Malgré l’urgence, une « occasion historique perdue » pour les énergies renouvelables

En dépit d’une croissance record des énergies vertes, la part du renouvelable dans le mix énergétique mondial a stagné l’an dernier. À l’inverse, les États ont continué à subventionner les énergies fossiles (7 % du PIB mondial en 2020). Un véritable non-sens au regard de l’urgence climatique, alerte le réseau d’experts REN21 dans sa dernière publication.
Philippe LOPEZ / AFP
Philippe LOPEZ / AFP

Au niveau mondial, le développement des énergies renouvelables n’a jamais été aussi fort, battant tous les records en termes de nouvelles capacités, de production d’électricité et d’investissements. Le signe qu’une transformation en profondeur du secteur de l’énergie est en marche ? Non, répond le réseau international des énergies renouvelables REN21, qui publie la 17e édition de son rapport annuel. Malgré une croissance inédite de l’éolien et du solaire en particulier, dont la production fournit désormais plus de 10 % de l’électricité mondiale, les énergies fossiles dominent encore largement le système énergétique, à des niveaux équivalents à ceux d’il y a une décennie.

"Après deux ans de pandémie, les grandes nations avaient promis de saisir l'occasion pour amorcer une relance verte, mais cette opportunité ne s'est pas concrétisée. La transition énergétique n'a pas eu lieu", déplore le réseau d’experts qui rassemble des acteurs issus de tous les horizons (scientifiques, pouvoir publics, ONG, industriels).

 

Un "écart alarmant entre les ambitions et les actes"

 

Alors que les températures exceptionnelles de la semaine dernière nous rappellent plus que jamais l’urgente nécessité de la transition bas-carbone et sur fond de guerre en Ukraine couplée à une hausse des prix de l’énergie, les quelques 650 experts à l’origine du Rapport sur la situation mondiale des énergies renouvelables 2022 dressent le constat amer d’une occasion ratée. "Alors qu’en 2021 les gouvernements ont été de plus en plus nombreux à s’engager à atteindre la neutralité carbone, la réalité est que, en réponse à la crise, de nombreux pays recommencent à développer de nouvelles sources de combustibles fossiles, et à en brûler davantage", regrette la directrice exécutive de REN21, Rana Adib.

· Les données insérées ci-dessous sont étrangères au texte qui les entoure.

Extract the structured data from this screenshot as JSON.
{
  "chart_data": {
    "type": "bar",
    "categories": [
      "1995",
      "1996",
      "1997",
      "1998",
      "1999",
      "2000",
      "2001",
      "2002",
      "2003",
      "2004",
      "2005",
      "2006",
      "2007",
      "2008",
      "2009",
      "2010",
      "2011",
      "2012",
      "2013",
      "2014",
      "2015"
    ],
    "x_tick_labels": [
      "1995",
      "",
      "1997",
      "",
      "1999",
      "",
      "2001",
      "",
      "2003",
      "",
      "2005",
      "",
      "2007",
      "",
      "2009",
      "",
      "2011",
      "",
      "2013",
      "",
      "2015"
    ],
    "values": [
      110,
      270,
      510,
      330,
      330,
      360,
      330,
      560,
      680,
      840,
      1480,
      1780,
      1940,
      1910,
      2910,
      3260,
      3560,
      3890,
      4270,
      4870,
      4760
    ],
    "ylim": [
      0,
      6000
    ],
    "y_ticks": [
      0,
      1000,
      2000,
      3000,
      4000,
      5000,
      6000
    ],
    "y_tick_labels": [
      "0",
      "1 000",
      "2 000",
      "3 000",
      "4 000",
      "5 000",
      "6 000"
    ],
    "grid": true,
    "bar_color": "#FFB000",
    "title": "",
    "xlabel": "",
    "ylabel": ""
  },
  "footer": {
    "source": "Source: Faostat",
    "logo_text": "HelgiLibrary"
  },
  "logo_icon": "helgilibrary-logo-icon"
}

Avec la reprise économique mondiale, la demande d’énergie est repartie à la hausse, en progression de 4 % en 2021, largement satisfaite par le charbon et le gaz naturel. Ce choix a logiquement entraîné des émissions records de dioxyde de carbone, en hausse de 6 % soit plus de 2 milliards de tonnes de CO2. Et même si cette année la Chine est devenue le premier pays à dépasser le térawatt de capacité de production d’énergie renouvelable, d’importantes sommes ont également continué à être investies dans les combustibles fossiles.

 

Les transports, mauvais élève de la transition écologique

 

Malgré les perturbations de la chaîne d’approvisionnement, les retards de livraison et la flambée des prix des composants, des efforts importants ont été effectués dans le secteur de l’électricité, où la part du renouvelable atteint 28,3 %, un chiffre similaire à celui de 2020 (28,5 %) mais en hausse par rapport à 2011 (20,4 %). Ce résultat demeure tout de même loin du déploiement nécessaire pour maintenir le cap des émissions nettes nulles de CO2 d'ici à 2050.

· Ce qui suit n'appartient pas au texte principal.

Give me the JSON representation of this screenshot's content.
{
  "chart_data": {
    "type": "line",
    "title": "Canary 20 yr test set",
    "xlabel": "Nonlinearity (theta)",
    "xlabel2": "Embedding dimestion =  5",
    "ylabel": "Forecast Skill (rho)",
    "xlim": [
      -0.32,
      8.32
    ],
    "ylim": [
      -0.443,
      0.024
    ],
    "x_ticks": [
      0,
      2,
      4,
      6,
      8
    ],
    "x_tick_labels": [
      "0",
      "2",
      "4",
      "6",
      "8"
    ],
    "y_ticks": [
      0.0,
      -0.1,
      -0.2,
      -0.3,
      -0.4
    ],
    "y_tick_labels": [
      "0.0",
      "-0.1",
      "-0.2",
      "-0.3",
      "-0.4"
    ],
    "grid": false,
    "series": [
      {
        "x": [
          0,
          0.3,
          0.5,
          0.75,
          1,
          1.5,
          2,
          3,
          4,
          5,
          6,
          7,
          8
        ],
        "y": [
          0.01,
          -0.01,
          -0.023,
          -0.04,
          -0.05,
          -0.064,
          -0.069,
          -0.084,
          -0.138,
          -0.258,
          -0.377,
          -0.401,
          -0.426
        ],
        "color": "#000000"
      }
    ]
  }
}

À l’inverse, la part des énergies vertes pour le chauffage a quasiment stagné en une décennie, représentant 11,2 % de la consommation finale. Plus alarmant encore, le secteur des transports reste celui où la part d'utilisation des énergies renouvelables est la plus faible, atteignant péniblement les 3,7 %.

"Les énergies renouvelables sont la meilleure option, et la plus abordable, pour contrôler la volatilité des prix. Nous devons augmenter la part des énergies renouvelables et en faire une priorité des politiques économiques et industrielles. On n'éteint pas un incendie avec un lance-flammes", lance Rana Abid.